I am using Dask and Rapidsai to run an xgboost model on a large (6.9GB) dataset. The hardware is 4x 2080 TIs with 11 GB of memory each. The raw dataset has a few dozen target columns that have been one-hot encoded, so I am trying to run a loop that keeps one target column at a time, drops the rest, runs the model, and repeats.

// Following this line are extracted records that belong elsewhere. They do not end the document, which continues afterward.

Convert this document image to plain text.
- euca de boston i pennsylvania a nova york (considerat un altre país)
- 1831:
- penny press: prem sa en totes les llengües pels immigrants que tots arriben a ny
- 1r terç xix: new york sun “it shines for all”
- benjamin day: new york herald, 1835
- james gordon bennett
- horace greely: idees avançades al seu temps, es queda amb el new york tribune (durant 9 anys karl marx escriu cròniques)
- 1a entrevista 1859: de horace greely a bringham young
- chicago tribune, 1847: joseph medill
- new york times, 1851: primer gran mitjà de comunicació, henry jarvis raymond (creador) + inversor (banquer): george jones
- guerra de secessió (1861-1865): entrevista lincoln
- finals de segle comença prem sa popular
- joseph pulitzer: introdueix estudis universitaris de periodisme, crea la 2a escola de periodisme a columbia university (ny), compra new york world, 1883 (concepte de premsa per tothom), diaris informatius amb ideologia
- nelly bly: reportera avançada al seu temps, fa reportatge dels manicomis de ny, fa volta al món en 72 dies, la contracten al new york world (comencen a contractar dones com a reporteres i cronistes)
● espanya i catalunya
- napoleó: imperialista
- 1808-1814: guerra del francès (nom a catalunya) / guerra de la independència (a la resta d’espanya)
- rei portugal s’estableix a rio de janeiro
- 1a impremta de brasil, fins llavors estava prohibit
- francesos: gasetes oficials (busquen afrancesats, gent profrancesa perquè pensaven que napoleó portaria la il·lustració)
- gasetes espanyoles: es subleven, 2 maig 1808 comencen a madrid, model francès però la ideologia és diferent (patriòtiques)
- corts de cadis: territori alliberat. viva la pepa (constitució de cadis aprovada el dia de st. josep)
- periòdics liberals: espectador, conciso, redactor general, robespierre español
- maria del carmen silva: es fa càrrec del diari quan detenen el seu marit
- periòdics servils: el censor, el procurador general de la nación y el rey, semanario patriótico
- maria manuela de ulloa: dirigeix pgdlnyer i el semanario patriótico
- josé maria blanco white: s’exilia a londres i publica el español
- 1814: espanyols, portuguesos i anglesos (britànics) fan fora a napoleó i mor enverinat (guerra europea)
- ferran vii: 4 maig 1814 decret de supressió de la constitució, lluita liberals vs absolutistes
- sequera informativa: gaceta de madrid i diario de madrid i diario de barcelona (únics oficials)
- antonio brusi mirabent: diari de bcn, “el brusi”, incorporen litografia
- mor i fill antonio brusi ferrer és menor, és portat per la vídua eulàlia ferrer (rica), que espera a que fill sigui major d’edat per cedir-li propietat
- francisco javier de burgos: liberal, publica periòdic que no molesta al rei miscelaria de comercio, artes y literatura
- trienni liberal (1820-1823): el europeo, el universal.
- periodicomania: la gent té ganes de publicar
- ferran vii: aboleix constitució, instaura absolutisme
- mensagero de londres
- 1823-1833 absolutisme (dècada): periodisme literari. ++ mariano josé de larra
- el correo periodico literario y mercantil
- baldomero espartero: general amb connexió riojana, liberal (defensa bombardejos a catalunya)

Here's some pseudocode to show the process:
with LocalCUDACluster(n_workers=4) as cluster:
with Client(cluster) as client:
raw_data = dask_cudf.read_csv(MyFile)
d_train, d_test = 'function to drop all target columns but one, then create
DaskDMatrix objects for training and testing'
model = 'Custom gridsearch function that loops through xgb.dask.train function and
returns a dict of optimal params'
Ok, so if I run that on any individual target column, it works fine-- pushes up against available memory, but doesn't break. If I try to do it with a loop after the cluster/client assignment:
targets = ['target1', 'target2', ...]
with LocalCUDACluster(n_workers=4) as cluster:
with Client(cluster) as client:
for target in targets:
same code as above
it breaks on the third run through the loop, running out of memory. If, instead, I assign the cluster/client within the loop:
targets = ['target1', 'target2', ...]
for target in targets:
with LocalCUDACluster(n_workers=4) as cluster:
with Client(cluster) as client:
same code as above
it works fine.
So, I'm guessing that some of the objects I created in a loop run are obviously persisting, right? So, I tried setting d_train and d_test to empty lists at the end of each loop to clear out the memory, but that didn't work. It also doesn't matter if I read in the raw data before the loop or within it, or any other changes.
The only thing that seems to work is to reinitialize the cluster and client at the end of each loop.
Why is that? Is there a more efficient way of handling memory in a loop over dask partitions? I've read that dask is very inefficient in loops, anyway, so maybe I shouldn't even be doing things this way.
Any insight into memory management with dask or rapids would be greatly appreciated.